Galata Tower , which is considered among the oldest towers in the world and one of the symbols of Istanbul  , was included in the UNESCO World Heritage Tentative List in 2013. Galata Tower, one of the most important structures forming the silhouette of Istanbul, was used as a long-term fire watchtower and was named Galata Fire Tower.

It is known that interest in the tower increased gradually after Hezarfen Ahmet Çelebi completed his flight in Üsküdar, which he carried out by attaching wooden wings to his back from the Galata Tower, where he tried to fly, in the seventeenth century  .

Galata Tower was first  built by the Byzantine Emperor Justinian  in 507-508 AD. The present-day tower was rebuilt by the Genoese in 1348-49. The tower was raised between 1445 and 46. It was damaged by the earthquake in the 1500s and  was repaired by Architect Murad bin Hayreddin  . III. After the tower was repaired during the Selim period, a bay window was added to the upper floor of the tower. In 1831, the tower suffers another fire, II. Mahmut rises two more floors above the tower and the top of the tower is covered with the famous cone-shaped roof cover. The tower, which was repaired in 1967, will be restored in 2020.

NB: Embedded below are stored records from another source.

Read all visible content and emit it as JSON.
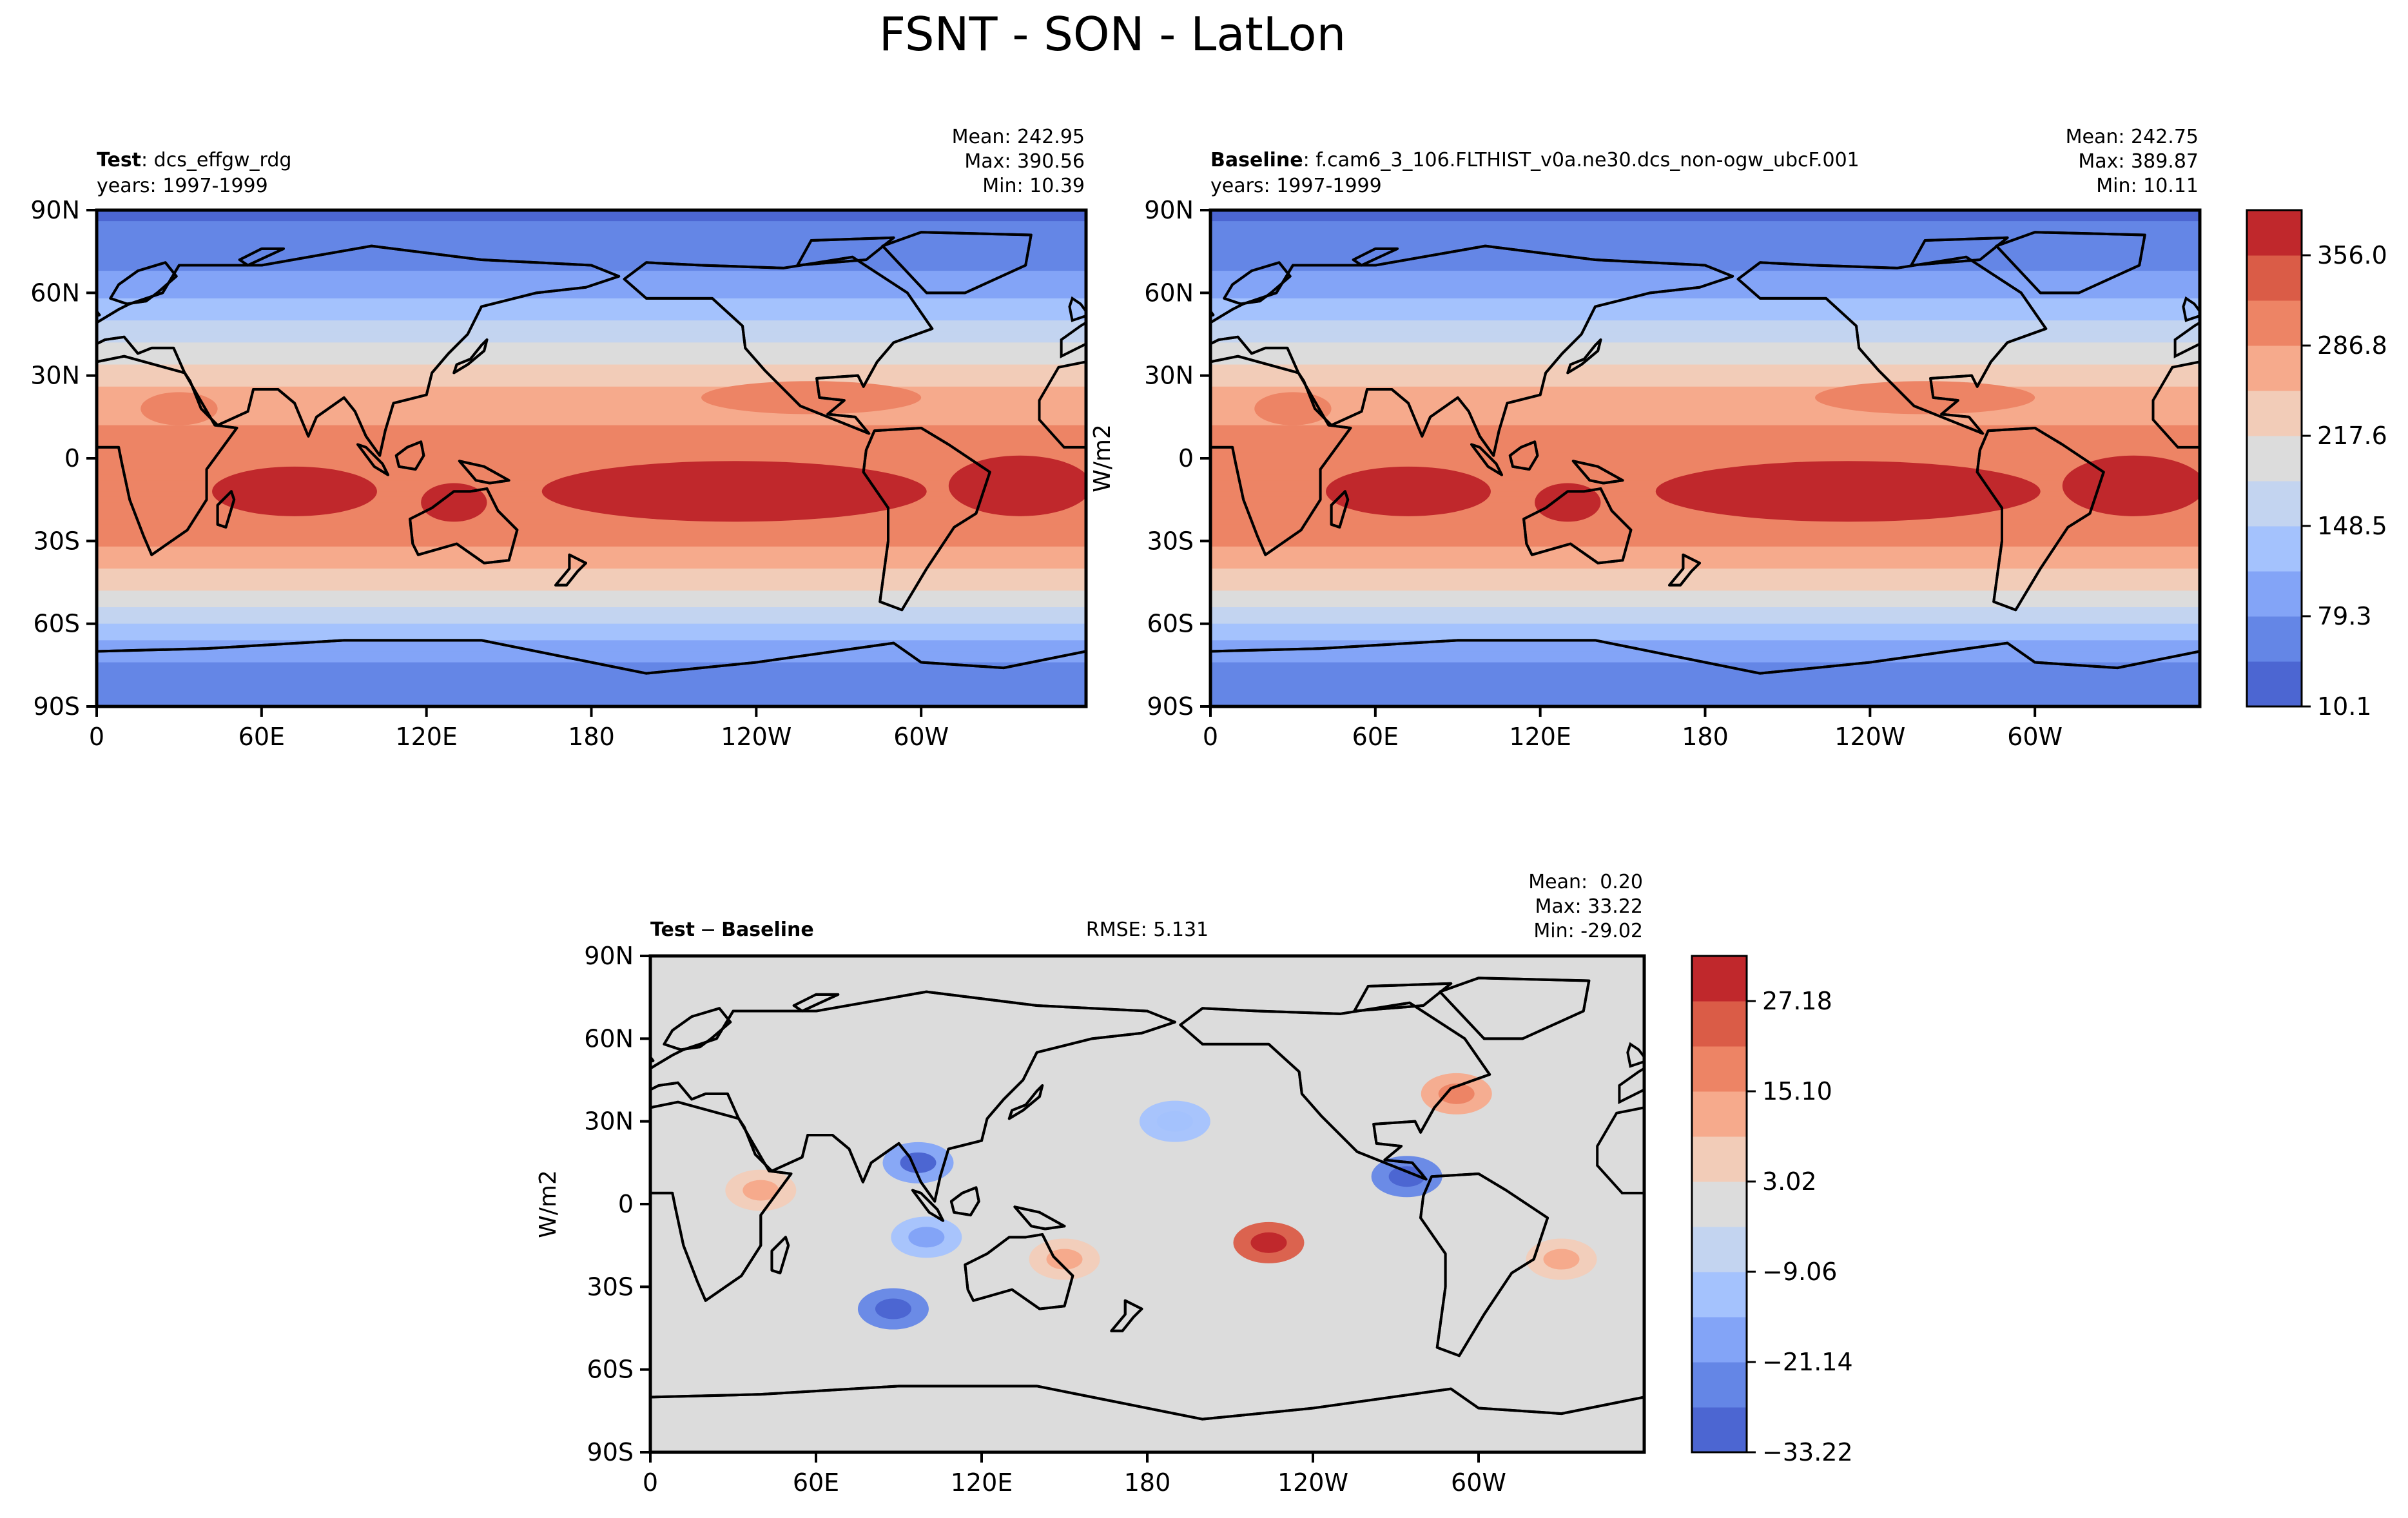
{
  "figure": {
    "title": "FSNT - SON - LatLon"
  },
  "colors": {
    "main_levels": [
      "#4c66d2",
      "#6486e6",
      "#83a4f7",
      "#a4c2fd",
      "#c3d4f0",
      "#dcdcdc",
      "#f2ccb8",
      "#f6aa8c",
      "#ed8465",
      "#da5c47",
      "#c0282c"
    ],
    "diff_levels": [
      "#4c66d2",
      "#6486e6",
      "#83a4f7",
      "#a4c2fd",
      "#c3d4f0",
      "#dcdcdc",
      "#f2ccb8",
      "#f6aa8c",
      "#ed8465",
      "#da5c47",
      "#c0282c"
    ],
    "land_outline": "#000000",
    "axis": "#000000"
  },
  "chart_data": [
    {
      "type": "heatmap",
      "panel": "test",
      "label_bold": "Test",
      "label_text": ": dcs_effgw_rdg",
      "years": "years: 1997-1999",
      "stats": {
        "mean": "Mean: 242.95",
        "max": "Max: 390.56",
        "min": "Min: 10.39"
      },
      "x_ticks": [
        "0",
        "60E",
        "120E",
        "180",
        "120W",
        "60W"
      ],
      "x_tick_lons": [
        0,
        60,
        120,
        180,
        240,
        300
      ],
      "xlim": [
        0,
        360
      ],
      "y_ticks": [
        "90N",
        "60N",
        "30N",
        "0",
        "30S",
        "60S",
        "90S"
      ],
      "y_tick_lats": [
        90,
        60,
        30,
        0,
        -30,
        -60,
        -90
      ],
      "ylim": [
        -90,
        90
      ],
      "colorbar_levels": [
        10.1,
        44.7,
        79.3,
        113.9,
        148.5,
        183.0,
        217.6,
        252.2,
        286.8,
        321.4,
        356.0,
        390.6
      ],
      "zonal_profile": [
        {
          "lat": 90,
          "value": 40
        },
        {
          "lat": 75,
          "value": 60
        },
        {
          "lat": 60,
          "value": 100
        },
        {
          "lat": 45,
          "value": 170
        },
        {
          "lat": 30,
          "value": 240
        },
        {
          "lat": 15,
          "value": 280
        },
        {
          "lat": 0,
          "value": 310
        },
        {
          "lat": -15,
          "value": 320
        },
        {
          "lat": -30,
          "value": 300
        },
        {
          "lat": -45,
          "value": 230
        },
        {
          "lat": -60,
          "value": 150
        },
        {
          "lat": -75,
          "value": 70
        },
        {
          "lat": -90,
          "value": 45
        }
      ]
    },
    {
      "type": "heatmap",
      "panel": "baseline",
      "label_bold": "Baseline",
      "label_text": ": f.cam6_3_106.FLTHIST_v0a.ne30.dcs_non-ogw_ubcF.001",
      "years": "years: 1997-1999",
      "stats": {
        "mean": "Mean: 242.75",
        "max": "Max: 389.87",
        "min": "Min: 10.11"
      },
      "x_ticks": [
        "0",
        "60E",
        "120E",
        "180",
        "120W",
        "60W"
      ],
      "x_tick_lons": [
        0,
        60,
        120,
        180,
        240,
        300
      ],
      "xlim": [
        0,
        360
      ],
      "y_ticks": [
        "90N",
        "60N",
        "30N",
        "0",
        "30S",
        "60S",
        "90S"
      ],
      "y_tick_lats": [
        90,
        60,
        30,
        0,
        -30,
        -60,
        -90
      ],
      "ylim": [
        -90,
        90
      ],
      "ylabel": "W/m2",
      "colorbar_ticks": [
        "356.0",
        "286.8",
        "217.6",
        "148.5",
        "79.3",
        "10.1"
      ],
      "colorbar_tick_values": [
        356.0,
        286.8,
        217.6,
        148.5,
        79.3,
        10.1
      ],
      "colorbar_range": [
        10.1,
        390.6
      ],
      "zonal_profile": [
        {
          "lat": 90,
          "value": 40
        },
        {
          "lat": 75,
          "value": 60
        },
        {
          "lat": 60,
          "value": 100
        },
        {
          "lat": 45,
          "value": 170
        },
        {
          "lat": 30,
          "value": 240
        },
        {
          "lat": 15,
          "value": 280
        },
        {
          "lat": 0,
          "value": 310
        },
        {
          "lat": -15,
          "value": 320
        },
        {
          "lat": -30,
          "value": 300
        },
        {
          "lat": -45,
          "value": 230
        },
        {
          "lat": -60,
          "value": 150
        },
        {
          "lat": -75,
          "value": 70
        },
        {
          "lat": -90,
          "value": 45
        }
      ]
    },
    {
      "type": "heatmap",
      "panel": "difference",
      "label_bold": "Test",
      "label_op": "−",
      "label_bold2": "Baseline",
      "rmse": "RMSE: 5.131",
      "stats": {
        "mean": "Mean:  0.20",
        "max": "Max: 33.22",
        "min": "Min: -29.02"
      },
      "x_ticks": [
        "0",
        "60E",
        "120E",
        "180",
        "120W",
        "60W"
      ],
      "x_tick_lons": [
        0,
        60,
        120,
        180,
        240,
        300
      ],
      "xlim": [
        0,
        360
      ],
      "y_ticks": [
        "90N",
        "60N",
        "30N",
        "0",
        "30S",
        "60S",
        "90S"
      ],
      "y_tick_lats": [
        90,
        60,
        30,
        0,
        -30,
        -60,
        -90
      ],
      "ylim": [
        -90,
        90
      ],
      "ylabel": "W/m2",
      "colorbar_ticks": [
        "27.18",
        "15.10",
        "3.02",
        "−9.06",
        "−21.14",
        "−33.22"
      ],
      "colorbar_tick_values": [
        27.18,
        15.1,
        3.02,
        -9.06,
        -21.14,
        -33.22
      ],
      "colorbar_range": [
        -33.22,
        33.22
      ],
      "anomalies": [
        {
          "lon": 97,
          "lat": 15,
          "value": -20
        },
        {
          "lon": 100,
          "lat": -12,
          "value": -14
        },
        {
          "lon": 88,
          "lat": -38,
          "value": -22
        },
        {
          "lon": 224,
          "lat": -14,
          "value": 26
        },
        {
          "lon": 274,
          "lat": 10,
          "value": -26
        },
        {
          "lon": 292,
          "lat": 40,
          "value": 12
        },
        {
          "lon": 150,
          "lat": -20,
          "value": 9
        },
        {
          "lon": 40,
          "lat": 5,
          "value": 8
        },
        {
          "lon": 190,
          "lat": 30,
          "value": -10
        },
        {
          "lon": 330,
          "lat": -20,
          "value": 8
        }
      ]
    }
  ]
}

The round arched window above the door was the watchtower of the soldiers. It is a nine-storey building after the high ground floor. The windows on its cylindrical body are round arched with brickwork. The development of the last two floors just below the cone roof is emphasized by the profiled moldings surrounding the cylindrical body. There is a meshed viewing balcony with metal ornaments surrounding the floor under the cone roof. On the lower floor, there are round arches sitting on deep niches and windows with round arches made of bricks.